Ce hameau trouverait son origine dans le mot saboiam, forme ancienne de Savoie et survivance de l’occupation savoyarde de notre région.

Selon une autre hypothèse, ce nom désignerait les terres argileuses.

A partir des années 1920 commença à se poser le problème du hameau du sabot alors rattaché à la commune de Charnècles.

Bien que charnèclois, la quarantaine d’habitants du sabot vivait en fait du côté de Vourey : ils y allaient à la messe, leurs enfants y allaient à l’école et ils y étaient enterrés.

Les communications des habitants du sabot avec leur commune administrative était difficile en raison de l’éloignement de Charnècles et du mauvais état de la route qui traversait les terreaux.

De plus la commune assurait l’entretien des chemins et l’alimentation en eau de ce hameau.

Cette situation conduisit à une pétition des habitants du sabot, le 10 mars 1926, demandant leur rattachement à Vourey.

Dès le mois de juin, les deux municipalités se concertèrent pour décider du sort à réserver à cette demande.

Les transactions furent longues pour déterminer les limites du territoire à céder.

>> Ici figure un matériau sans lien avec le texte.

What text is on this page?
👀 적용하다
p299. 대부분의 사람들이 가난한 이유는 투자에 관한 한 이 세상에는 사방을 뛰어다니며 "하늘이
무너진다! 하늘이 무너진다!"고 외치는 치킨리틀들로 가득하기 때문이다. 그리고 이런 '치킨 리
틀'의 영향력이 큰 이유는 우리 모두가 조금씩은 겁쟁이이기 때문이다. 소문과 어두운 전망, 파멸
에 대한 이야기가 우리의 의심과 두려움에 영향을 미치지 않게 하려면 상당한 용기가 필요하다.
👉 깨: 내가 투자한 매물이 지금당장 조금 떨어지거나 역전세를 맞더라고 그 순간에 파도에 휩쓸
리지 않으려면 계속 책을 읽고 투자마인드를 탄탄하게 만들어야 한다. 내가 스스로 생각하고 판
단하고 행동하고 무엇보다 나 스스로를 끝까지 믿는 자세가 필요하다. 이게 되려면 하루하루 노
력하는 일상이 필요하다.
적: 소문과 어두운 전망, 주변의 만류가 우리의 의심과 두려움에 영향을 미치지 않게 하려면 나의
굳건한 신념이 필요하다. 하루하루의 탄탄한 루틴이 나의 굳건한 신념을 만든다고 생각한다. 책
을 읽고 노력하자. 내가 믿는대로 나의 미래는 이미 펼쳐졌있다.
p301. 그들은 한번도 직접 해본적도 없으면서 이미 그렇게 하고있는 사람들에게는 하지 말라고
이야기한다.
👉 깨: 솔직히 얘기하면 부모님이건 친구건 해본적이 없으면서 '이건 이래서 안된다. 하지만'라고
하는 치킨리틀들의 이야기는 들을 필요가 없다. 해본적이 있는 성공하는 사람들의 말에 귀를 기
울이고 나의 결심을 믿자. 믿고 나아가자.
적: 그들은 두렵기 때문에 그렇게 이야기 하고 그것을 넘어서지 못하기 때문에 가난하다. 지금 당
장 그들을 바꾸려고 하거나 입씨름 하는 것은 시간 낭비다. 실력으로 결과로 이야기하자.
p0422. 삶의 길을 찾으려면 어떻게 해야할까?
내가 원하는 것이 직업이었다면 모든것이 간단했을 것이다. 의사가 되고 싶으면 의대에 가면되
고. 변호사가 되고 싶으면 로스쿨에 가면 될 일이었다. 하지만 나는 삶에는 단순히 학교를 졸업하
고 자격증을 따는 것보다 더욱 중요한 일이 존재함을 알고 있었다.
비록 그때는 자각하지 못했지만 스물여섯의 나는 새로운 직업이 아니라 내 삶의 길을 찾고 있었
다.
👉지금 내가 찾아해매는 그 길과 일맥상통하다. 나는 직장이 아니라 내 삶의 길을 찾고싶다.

L’indécision aboutit à un arrêté du Préfet en date du 18 octobre 1927 convoquant pour le 6 novembre les électeurs du hameau du sabot à la mairie de Charnècles pour désigner une commission syndicale qui donnera son avis sur le rattachement à Vourey.

Le 9 décembre 1927, la commission syndicale donna son avis et celui-ci fut entériné sans observation par la municipalité de Charnècles.

Le dossier, alors transmis au conseil général, traîna quelque peu, butant sur des questions de délimitation des terrains.

L’avis favorable du conseil général est rendu le 6 septembre 1929.

On aboutit finalement à la décision du rattachement du hameau du sabot par décret du Président de la République en date du 6 janvier 1931.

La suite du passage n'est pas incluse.